Before the introduction of Universal Credit (UC), the receipt of certain passported benefits determined a child’s entitlement to free school meals (FSM). UC replaces six existing benefits with a monthly payment that gradually reduces as earnings increase, to ensure people are better off in work. It is targeted at people who are looking for work or who are on a low income and it aims to create a greater fairness in the welfare system.
When UC was introduced in 2013, a temporary measure was put in place that gave FSM entitlement to all children in households in receipt of UC. This was because the UC pathfinders were receiving out of work benefits, and so their children would have been eligible for FSM under the legacy system.
Last year, around 1.1 million of the most disadvantaged children were eligible for and claimed a free school meal, which corresponds to approximately 14% of children in state-funded schools. If this temporary measure were to continue for the full rollout of Universal Credit, around half of all children would become eligible for FSM so that meals would no longer be targeted at those who need them the most. For this reason, the government explored replacing this temporary measure with a net earned income threshold to determine eligibility. This approach is consistent with how other government departments and devolved administrations have approached amending criteria for passported benefits under Universal Credit, for example the Help with Healthcare costs scheme (covering prescription charges) administered by the Department of Health and Social Care; and free school meals in Scotland.
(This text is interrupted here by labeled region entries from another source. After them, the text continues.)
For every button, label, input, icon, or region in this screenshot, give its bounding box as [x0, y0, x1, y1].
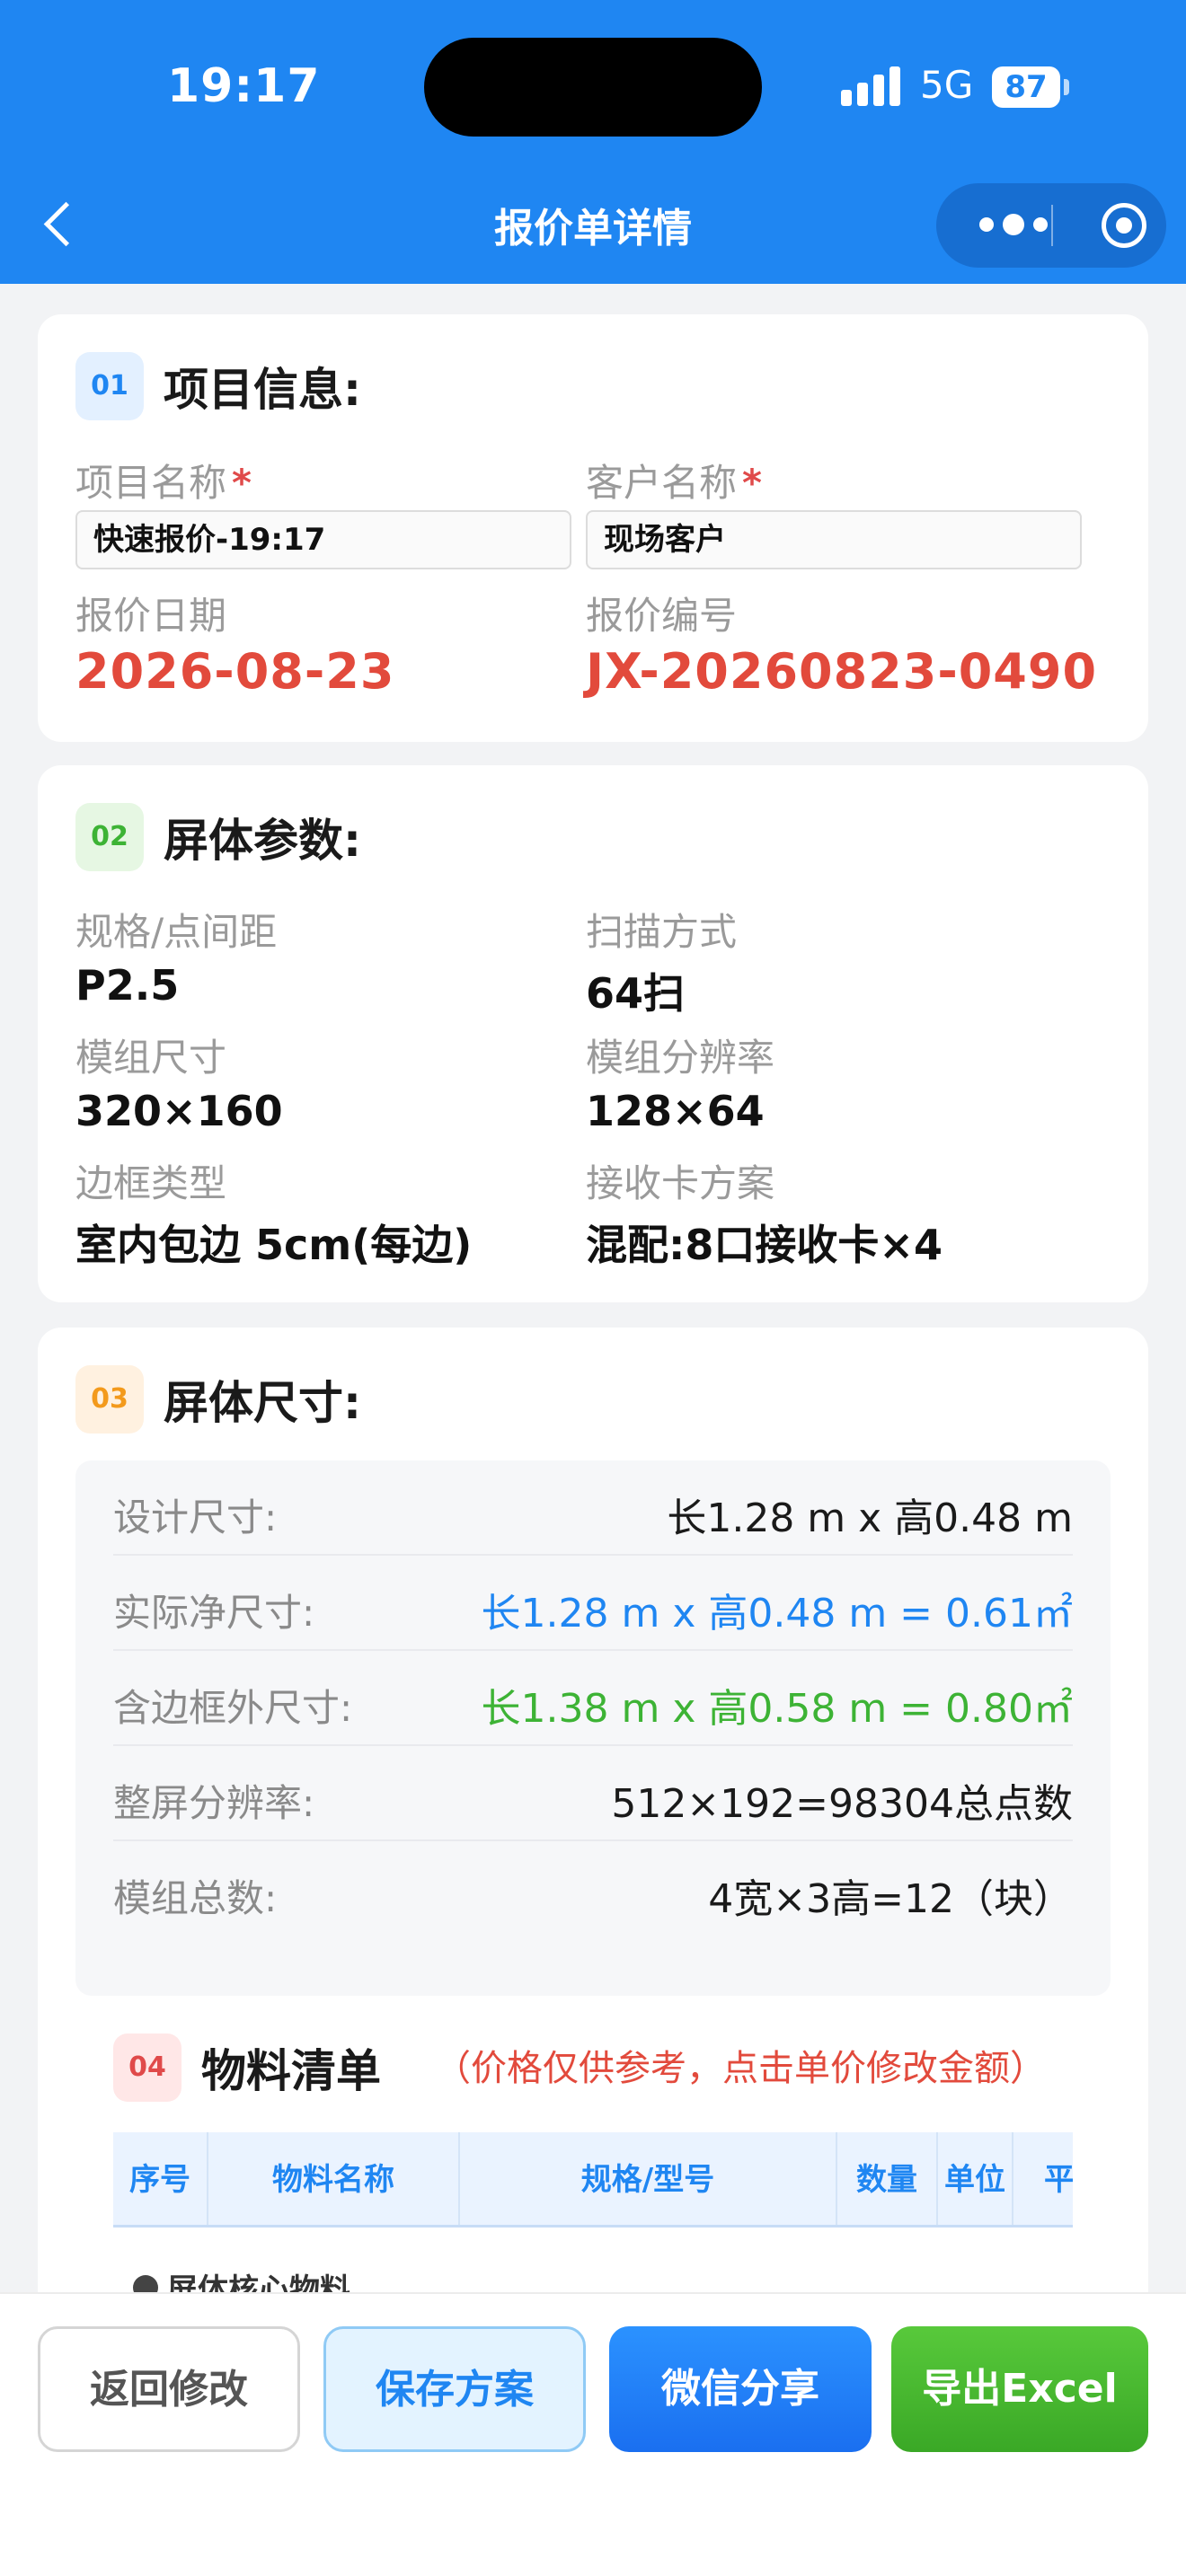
more-dots-icon[interactable]	[976, 210, 1053, 241]
size-value: 4宽×3高=12（块）	[708, 1876, 1073, 1922]
section-number-badge: 03	[75, 1365, 144, 1434]
bottom-action-bar: 返回修改 保存方案 微信分享 导出Excel	[0, 2292, 1186, 2576]
param-value: 128×64	[586, 1087, 765, 1135]
battery-tip	[1064, 79, 1069, 95]
size-row: 模组总数: 4宽×3高=12（块）	[113, 1841, 1073, 1936]
section-title: 项目信息:	[164, 364, 361, 416]
size-value: 长1.38 m x 高0.58 m = 0.80㎡	[481, 1686, 1073, 1732]
size-row: 设计尺寸: 长1.28 m x 高0.48 m	[113, 1460, 1073, 1556]
size-row: 实际净尺寸: 长1.28 m x 高0.48 m = 0.61㎡	[113, 1556, 1073, 1651]
quote-code-value: JX-20260823-0490	[586, 643, 1098, 700]
required-mark: *	[742, 461, 762, 505]
project-info-card: 01 项目信息: 项目名称 * 快速报价-19:17 客户名称 * 现场客户 报价日…	[38, 314, 1148, 742]
section-title: 物料清单	[201, 2045, 381, 2097]
battery-icon: 87	[992, 66, 1060, 108]
materials-header: 04 物料清单	[113, 2033, 381, 2102]
price-note: （价格仅供参考，点击单价修改金额）	[435, 2048, 1046, 2089]
dynamic-island	[424, 38, 762, 137]
column-header: 单位	[938, 2132, 1013, 2225]
size-label: 模组总数:	[113, 1876, 278, 1920]
column-header: 序号	[113, 2132, 208, 2225]
size-value: 512×192=98304总点数	[611, 1781, 1073, 1827]
wechat-share-button[interactable]: 微信分享	[609, 2326, 872, 2452]
screen-params-card: 02 屏体参数: 规格/点间距 P2.5 扫描方式 64扫 模组尺寸 320×1…	[38, 765, 1148, 1302]
project-name-field[interactable]: 快速报价-19:17	[75, 510, 571, 569]
column-header: 物料名称	[208, 2132, 460, 2225]
materials-table-header: 序号 物料名称 规格/型号 数量 单位 平	[113, 2132, 1073, 2228]
screen-size-header: 03 屏体尺寸:	[75, 1365, 361, 1434]
project-info-header: 01 项目信息:	[75, 352, 361, 420]
param-value: 64扫	[586, 969, 686, 1018]
customer-name-field[interactable]: 现场客户	[586, 510, 1082, 569]
status-time: 19:17	[167, 59, 321, 113]
save-plan-button[interactable]: 保存方案	[323, 2326, 586, 2452]
quote-date-label: 报价日期	[75, 594, 227, 638]
screen-params-header: 02 屏体参数:	[75, 803, 361, 871]
network-type: 5G	[920, 63, 974, 107]
param-label: 规格/点间距	[75, 910, 278, 954]
size-label: 设计尺寸:	[113, 1495, 278, 1539]
section-title: 屏体参数:	[164, 815, 361, 867]
size-label: 含边框外尺寸:	[113, 1686, 353, 1730]
project-name-label: 项目名称 *	[75, 461, 252, 505]
column-header: 平	[1044, 2162, 1073, 2198]
size-label: 实际净尺寸:	[113, 1591, 315, 1635]
section-number-badge: 01	[75, 352, 144, 420]
size-value: 长1.28 m x 高0.48 m = 0.61㎡	[481, 1591, 1073, 1636]
size-row: 含边框外尺寸: 长1.38 m x 高0.58 m = 0.80㎡	[113, 1651, 1073, 1746]
param-value: 室内包边 5cm(每边)	[75, 1221, 473, 1269]
mini-program-capsule	[936, 183, 1166, 268]
column-header: 数量	[837, 2132, 938, 2225]
param-label: 接收卡方案	[586, 1161, 775, 1205]
required-mark: *	[232, 461, 252, 505]
param-label: 扫描方式	[586, 910, 738, 954]
param-label: 边框类型	[75, 1161, 227, 1205]
export-excel-button[interactable]: 导出Excel	[891, 2326, 1148, 2452]
back-edit-button[interactable]: 返回修改	[38, 2326, 300, 2452]
size-row: 整屏分辨率: 512×192=98304总点数	[113, 1746, 1073, 1841]
size-value: 长1.28 m x 高0.48 m	[667, 1495, 1073, 1541]
size-label: 整屏分辨率:	[113, 1781, 315, 1825]
top-bar: 19:17 5G 87 报价单详情	[0, 0, 1186, 284]
param-value: 混配:8口接收卡×4	[586, 1221, 943, 1269]
close-target-icon[interactable]	[1102, 203, 1146, 248]
param-value: 320×160	[75, 1087, 283, 1135]
column-header: 规格/型号	[460, 2132, 837, 2225]
section-number-badge: 02	[75, 803, 144, 871]
section-number-badge: 04	[113, 2033, 181, 2102]
param-label: 模组尺寸	[75, 1036, 227, 1080]
customer-name-label: 客户名称 *	[586, 461, 762, 505]
size-summary-box: 设计尺寸: 长1.28 m x 高0.48 m 实际净尺寸: 长1.28 m x…	[75, 1460, 1111, 1996]
section-title: 屏体尺寸:	[164, 1377, 361, 1429]
signal-icon	[841, 66, 902, 106]
param-value: P2.5	[75, 961, 180, 1010]
materials-card: 04 物料清单 （价格仅供参考，点击单价修改金额） 序号 物料名称 规格/型号 …	[75, 2005, 1111, 2328]
param-label: 模组分辨率	[586, 1036, 775, 1080]
quote-code-label: 报价编号	[586, 594, 738, 638]
quote-date-value: 2026-08-23	[75, 643, 395, 700]
capsule-divider	[1051, 205, 1053, 246]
In collaboration with the Department for Work and Pensions (DWP), the Department for Education (DfE) undertook analysis to determine the impact of different income thresholds on the number of children in receipt of FSM. Additionally, we considered operational feasibility, legal frameworks and technological capabilities. We decided to consult on implementing a net earned income threshold of £7,400.
The analysis undertaken by DfE uses outputs from two DWP models:
Whilst these modelling outputs have their limitations, they are considered the best available sources for modelling benefit entitlement and the flows between different benefits.
The outputs of these models are used by DfE in the following ways:
By combining this information, we are able to estimate:
Using this, we can estimate the difference in size between two groups of children who are in UC households in January 2022:
The government is introducing transitional protections to ensure that existing recipients of free school meals will not lose their entitlement following the introduction of new eligibility criteria. When calculating the effect of the threshold, we decided it was important not to account for protections in order to better understand how the number of children who meet the eligibility criteria change. These protected children are therefore not included in this analysis of the additional pupils eligible for FSM.
We take into account the fact that not every entitled household will claim for FSM. We do this by applying a “claiming rate” to the numbers described above. Our basis for this assumption comes from a DfE report into the proportion of pupils not claiming FSM. This report found that there is an under registration rate of around 11%, suggesting a claiming rate in the region of 89%.
Our modelling does not attempt to anticipate behavioural responses that may result due to policy changes.
We estimate that by 2022 around 50,000 more children will benefit from a free school meal compared to the previous benefits system.
This figure represents the difference between those that gain eligibility under UC to those that would have been eligible under the old system but will not now be eligible under UC. It also takes account of the fact that not everybody claims their meal.
This figure does not include children that retain free school meals as a result of the transitional protections we are introducing during the rollout of Universal Credit. Under our proposals, no child in England should lose their free school meal during the transition to Universal Credit. In addition, any protected pupils who still receive free school meals once the transition is complete should continue to receive protection until the end of their current phase of education (e.g. primary, secondary school).
It is important to note that this number looks only at the net change in cohort size due to the eligibility criteria. The transitional protections (as outlined in the consultation response) mean that no child will actually lose their free school meals during the rollout of UC.
As new economic forecasts are released and underlying data (such as the FRS) are refreshed, the outputs from both the PSM and the INFORM will change. In turn, the output of the analysis outlined in this document will change.
DfE will continue to publish statistics on free school meals as part of its annual publication ‘Schools, pupils and their characteristics’.